To experience the fish, you'll have to knock at the door of an adventuresome cook, such as those at Valeilles of Montmirail at the Villa Marie-Jeanne, a Mediterranean table d’hôte with a wood-burning fire. "The salema is disliked in France, but not in Tunisia, where it's very much appreciated—often cooked in a stew with chickpeas, potatoes, tomatoes and spices."
In his Provence country home, the great-grandson of the founder of Marseille’s Olympique soccer club prepares the fish smoked on pine needles or in a filet with a sauce made of capers, anchovies, coriander and hot pepper. And for those who prefer not to have their dinner with a side of psychedelic effects? "The secret to preparing the salema is to gut it quickly after its capture, thereby preventing the algae it eats from fermenting inside its intestines."

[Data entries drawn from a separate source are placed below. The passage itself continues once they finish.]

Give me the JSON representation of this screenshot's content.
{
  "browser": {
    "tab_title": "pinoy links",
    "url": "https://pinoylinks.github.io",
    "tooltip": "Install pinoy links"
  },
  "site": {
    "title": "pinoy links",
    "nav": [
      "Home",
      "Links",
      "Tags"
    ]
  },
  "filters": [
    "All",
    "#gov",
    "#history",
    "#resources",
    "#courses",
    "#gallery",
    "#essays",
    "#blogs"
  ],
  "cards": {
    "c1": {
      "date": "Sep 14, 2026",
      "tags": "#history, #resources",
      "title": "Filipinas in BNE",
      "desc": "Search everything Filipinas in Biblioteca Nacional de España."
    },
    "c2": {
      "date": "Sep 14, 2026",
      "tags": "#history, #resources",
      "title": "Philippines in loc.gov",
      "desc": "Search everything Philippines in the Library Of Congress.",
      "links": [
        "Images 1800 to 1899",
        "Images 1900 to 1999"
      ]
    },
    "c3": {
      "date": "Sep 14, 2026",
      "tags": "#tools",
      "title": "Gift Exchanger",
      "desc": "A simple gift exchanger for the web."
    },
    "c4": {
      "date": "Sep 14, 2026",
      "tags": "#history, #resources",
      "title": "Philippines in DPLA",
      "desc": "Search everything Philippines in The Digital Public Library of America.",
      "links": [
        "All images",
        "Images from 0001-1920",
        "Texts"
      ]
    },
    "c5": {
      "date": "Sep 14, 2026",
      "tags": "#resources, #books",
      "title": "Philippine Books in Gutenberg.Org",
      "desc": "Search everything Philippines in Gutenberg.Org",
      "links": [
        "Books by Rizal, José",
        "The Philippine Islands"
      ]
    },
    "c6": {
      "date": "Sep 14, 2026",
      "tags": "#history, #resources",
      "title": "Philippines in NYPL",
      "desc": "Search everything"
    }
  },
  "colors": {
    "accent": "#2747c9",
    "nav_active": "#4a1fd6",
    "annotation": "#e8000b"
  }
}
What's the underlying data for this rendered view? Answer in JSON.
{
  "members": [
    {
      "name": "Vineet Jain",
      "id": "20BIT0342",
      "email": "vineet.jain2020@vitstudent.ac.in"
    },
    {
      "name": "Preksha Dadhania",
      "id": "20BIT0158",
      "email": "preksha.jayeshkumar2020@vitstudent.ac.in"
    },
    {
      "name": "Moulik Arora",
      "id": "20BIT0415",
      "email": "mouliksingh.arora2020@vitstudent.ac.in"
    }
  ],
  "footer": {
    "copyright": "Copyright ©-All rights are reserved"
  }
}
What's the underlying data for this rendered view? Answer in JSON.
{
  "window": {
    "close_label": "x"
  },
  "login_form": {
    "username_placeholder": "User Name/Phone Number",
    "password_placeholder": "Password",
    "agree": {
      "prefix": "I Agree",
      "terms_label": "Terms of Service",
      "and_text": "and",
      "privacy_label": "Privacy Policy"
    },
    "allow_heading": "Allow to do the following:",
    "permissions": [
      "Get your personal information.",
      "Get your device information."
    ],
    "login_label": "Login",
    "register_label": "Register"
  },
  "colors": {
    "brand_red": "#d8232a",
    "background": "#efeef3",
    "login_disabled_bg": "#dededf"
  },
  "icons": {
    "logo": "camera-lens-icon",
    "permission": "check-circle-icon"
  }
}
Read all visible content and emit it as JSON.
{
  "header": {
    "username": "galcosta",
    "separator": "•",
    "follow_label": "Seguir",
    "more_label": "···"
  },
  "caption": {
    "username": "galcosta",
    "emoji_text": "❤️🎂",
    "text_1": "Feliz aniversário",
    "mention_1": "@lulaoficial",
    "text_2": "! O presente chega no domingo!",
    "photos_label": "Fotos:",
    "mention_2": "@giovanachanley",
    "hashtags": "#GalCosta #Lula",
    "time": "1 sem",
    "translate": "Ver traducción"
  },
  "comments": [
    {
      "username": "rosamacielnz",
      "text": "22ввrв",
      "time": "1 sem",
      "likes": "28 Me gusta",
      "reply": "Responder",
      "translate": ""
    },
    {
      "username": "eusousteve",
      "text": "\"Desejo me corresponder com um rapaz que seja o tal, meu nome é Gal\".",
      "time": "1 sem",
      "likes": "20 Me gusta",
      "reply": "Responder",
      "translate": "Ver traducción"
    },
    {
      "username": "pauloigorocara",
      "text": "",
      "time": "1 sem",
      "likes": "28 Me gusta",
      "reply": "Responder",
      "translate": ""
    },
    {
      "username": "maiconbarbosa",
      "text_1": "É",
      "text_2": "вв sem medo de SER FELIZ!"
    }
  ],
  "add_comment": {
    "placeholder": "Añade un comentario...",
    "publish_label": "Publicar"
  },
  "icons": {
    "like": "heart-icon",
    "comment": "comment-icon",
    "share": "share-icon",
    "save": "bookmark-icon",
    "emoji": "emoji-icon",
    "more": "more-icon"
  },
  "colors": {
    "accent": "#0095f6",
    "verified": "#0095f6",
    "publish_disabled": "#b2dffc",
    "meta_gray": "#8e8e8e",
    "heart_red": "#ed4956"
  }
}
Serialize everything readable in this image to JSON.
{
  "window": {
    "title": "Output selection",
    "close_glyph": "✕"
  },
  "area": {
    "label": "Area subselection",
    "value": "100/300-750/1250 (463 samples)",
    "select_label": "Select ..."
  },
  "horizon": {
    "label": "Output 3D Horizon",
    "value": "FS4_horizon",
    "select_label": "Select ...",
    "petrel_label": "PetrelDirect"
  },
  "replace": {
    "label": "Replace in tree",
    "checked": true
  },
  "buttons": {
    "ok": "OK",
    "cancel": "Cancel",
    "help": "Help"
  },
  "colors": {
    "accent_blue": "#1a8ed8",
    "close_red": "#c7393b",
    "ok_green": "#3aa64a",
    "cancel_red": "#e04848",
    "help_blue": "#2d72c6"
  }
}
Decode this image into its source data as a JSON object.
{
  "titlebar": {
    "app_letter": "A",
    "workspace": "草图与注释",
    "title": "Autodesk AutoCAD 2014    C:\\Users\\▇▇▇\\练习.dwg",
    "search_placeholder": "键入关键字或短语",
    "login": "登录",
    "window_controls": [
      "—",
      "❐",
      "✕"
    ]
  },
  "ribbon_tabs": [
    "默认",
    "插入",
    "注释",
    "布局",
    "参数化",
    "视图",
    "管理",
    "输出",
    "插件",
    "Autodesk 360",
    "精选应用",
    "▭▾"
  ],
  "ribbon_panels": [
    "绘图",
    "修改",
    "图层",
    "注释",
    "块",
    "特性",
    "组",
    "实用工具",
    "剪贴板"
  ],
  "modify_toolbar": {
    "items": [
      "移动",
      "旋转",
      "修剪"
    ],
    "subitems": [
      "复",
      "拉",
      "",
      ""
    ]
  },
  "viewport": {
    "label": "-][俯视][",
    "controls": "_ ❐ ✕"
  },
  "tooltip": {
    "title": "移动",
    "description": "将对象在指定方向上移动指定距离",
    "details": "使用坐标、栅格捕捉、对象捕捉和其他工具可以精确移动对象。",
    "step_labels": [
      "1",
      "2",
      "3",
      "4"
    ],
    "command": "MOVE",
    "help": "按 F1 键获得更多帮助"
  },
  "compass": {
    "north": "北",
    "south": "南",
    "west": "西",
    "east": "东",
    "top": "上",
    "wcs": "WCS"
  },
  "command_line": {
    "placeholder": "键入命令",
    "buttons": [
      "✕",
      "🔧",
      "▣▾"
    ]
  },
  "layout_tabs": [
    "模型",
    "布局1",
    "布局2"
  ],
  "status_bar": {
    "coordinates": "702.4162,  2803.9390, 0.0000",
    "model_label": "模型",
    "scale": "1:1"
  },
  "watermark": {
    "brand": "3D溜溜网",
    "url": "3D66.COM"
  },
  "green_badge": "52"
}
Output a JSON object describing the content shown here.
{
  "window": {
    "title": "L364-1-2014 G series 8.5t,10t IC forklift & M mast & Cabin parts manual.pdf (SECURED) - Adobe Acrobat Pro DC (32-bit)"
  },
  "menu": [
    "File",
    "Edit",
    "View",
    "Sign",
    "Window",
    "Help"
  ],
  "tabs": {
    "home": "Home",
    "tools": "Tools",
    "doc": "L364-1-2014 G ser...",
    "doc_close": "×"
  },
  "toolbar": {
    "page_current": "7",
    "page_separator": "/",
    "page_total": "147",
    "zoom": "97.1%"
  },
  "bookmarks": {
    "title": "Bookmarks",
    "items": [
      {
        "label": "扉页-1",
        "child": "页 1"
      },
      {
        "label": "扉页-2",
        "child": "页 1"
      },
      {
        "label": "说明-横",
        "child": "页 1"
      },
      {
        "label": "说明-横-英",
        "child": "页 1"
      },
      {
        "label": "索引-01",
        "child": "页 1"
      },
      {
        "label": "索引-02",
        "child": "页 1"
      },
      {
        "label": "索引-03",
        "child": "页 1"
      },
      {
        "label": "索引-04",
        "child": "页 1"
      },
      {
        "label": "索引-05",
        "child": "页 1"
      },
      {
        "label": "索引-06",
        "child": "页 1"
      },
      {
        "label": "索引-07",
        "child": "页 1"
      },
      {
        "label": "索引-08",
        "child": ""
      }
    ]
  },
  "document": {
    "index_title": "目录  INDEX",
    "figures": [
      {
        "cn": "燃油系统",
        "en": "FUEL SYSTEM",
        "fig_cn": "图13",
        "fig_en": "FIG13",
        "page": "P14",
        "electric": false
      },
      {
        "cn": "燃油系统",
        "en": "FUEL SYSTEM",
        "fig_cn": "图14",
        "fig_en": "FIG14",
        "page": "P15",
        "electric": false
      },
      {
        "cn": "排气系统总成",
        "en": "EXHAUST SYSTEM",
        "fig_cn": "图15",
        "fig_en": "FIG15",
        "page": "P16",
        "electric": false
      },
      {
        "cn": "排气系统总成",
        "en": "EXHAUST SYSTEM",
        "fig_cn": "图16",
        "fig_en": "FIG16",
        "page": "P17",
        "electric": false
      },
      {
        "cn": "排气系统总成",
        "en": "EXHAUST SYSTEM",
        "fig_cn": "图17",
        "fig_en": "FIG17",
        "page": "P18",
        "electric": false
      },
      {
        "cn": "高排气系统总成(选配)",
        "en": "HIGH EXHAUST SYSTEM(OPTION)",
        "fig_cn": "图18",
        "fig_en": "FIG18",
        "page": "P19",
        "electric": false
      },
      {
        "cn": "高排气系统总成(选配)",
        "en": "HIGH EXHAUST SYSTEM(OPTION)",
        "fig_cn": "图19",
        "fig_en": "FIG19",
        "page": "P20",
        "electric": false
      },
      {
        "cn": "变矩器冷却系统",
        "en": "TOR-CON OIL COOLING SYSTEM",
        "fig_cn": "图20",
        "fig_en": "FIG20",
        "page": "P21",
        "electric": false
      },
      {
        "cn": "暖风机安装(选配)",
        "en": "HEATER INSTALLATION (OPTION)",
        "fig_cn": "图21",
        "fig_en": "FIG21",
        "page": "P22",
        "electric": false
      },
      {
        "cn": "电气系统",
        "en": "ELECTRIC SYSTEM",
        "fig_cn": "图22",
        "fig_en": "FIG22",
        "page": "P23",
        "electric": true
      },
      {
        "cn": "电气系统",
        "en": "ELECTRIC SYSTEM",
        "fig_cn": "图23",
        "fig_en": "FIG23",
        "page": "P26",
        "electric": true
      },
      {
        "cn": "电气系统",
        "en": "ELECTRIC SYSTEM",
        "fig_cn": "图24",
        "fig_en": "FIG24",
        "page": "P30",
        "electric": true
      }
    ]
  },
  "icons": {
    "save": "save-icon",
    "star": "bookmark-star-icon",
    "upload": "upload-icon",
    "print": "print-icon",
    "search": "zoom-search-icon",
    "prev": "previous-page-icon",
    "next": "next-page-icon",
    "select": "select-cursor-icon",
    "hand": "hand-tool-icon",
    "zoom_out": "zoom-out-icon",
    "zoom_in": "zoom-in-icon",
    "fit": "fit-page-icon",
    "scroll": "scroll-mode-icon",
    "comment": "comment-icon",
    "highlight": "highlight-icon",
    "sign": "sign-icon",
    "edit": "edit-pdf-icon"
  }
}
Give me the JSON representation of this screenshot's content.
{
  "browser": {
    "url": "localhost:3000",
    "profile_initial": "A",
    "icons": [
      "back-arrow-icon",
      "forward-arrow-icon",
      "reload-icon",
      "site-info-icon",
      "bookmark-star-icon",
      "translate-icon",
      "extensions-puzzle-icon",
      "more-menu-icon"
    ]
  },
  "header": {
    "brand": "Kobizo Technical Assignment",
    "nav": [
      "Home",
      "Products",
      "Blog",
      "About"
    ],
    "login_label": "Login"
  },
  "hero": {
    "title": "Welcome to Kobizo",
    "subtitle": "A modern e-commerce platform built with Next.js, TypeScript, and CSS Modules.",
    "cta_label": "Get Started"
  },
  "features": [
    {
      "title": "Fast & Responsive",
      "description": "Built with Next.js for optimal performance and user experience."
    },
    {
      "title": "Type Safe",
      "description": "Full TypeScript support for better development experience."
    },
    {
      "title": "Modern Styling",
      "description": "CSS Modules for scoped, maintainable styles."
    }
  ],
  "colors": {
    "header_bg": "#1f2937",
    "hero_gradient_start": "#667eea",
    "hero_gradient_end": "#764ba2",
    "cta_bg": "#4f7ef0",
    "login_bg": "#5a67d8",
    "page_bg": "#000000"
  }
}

For restaurant owner Christian Qui, the salema is served in tartar sauce, accented with olive oil and egg yolk. "It hides the taste of the fat, which is a bit strong, sometimes even kind of rancid depending on the season." Qui, a veritable poet of raw fish, works the Old Port fish market system like no one else—often leaving from there with salema to prepare in his restaurant, Sushi Qui. Once the fish are prepared, "people go crazy for the taste," but only in the figurative sense. Under Qui's watch, the salema is served in small doses, without any particular attempts to avoid psychic delirium. "I can feel that I’m 'floating' a bit sometimes, but no real hallucination. That said, I don't serve more than a half-filet."
Unless someone requests otherwise. One summer, when Qui had swapped his restaurant for a boat, a group of English artists got wind of the legend of the "dream fish." "They asked me to prepare them heaps of the stuff so they could get high. They were convinced it would do the trick." At six euros a kilo at the Old Port, the salema’s popularity will certainly be assured for a long time to come.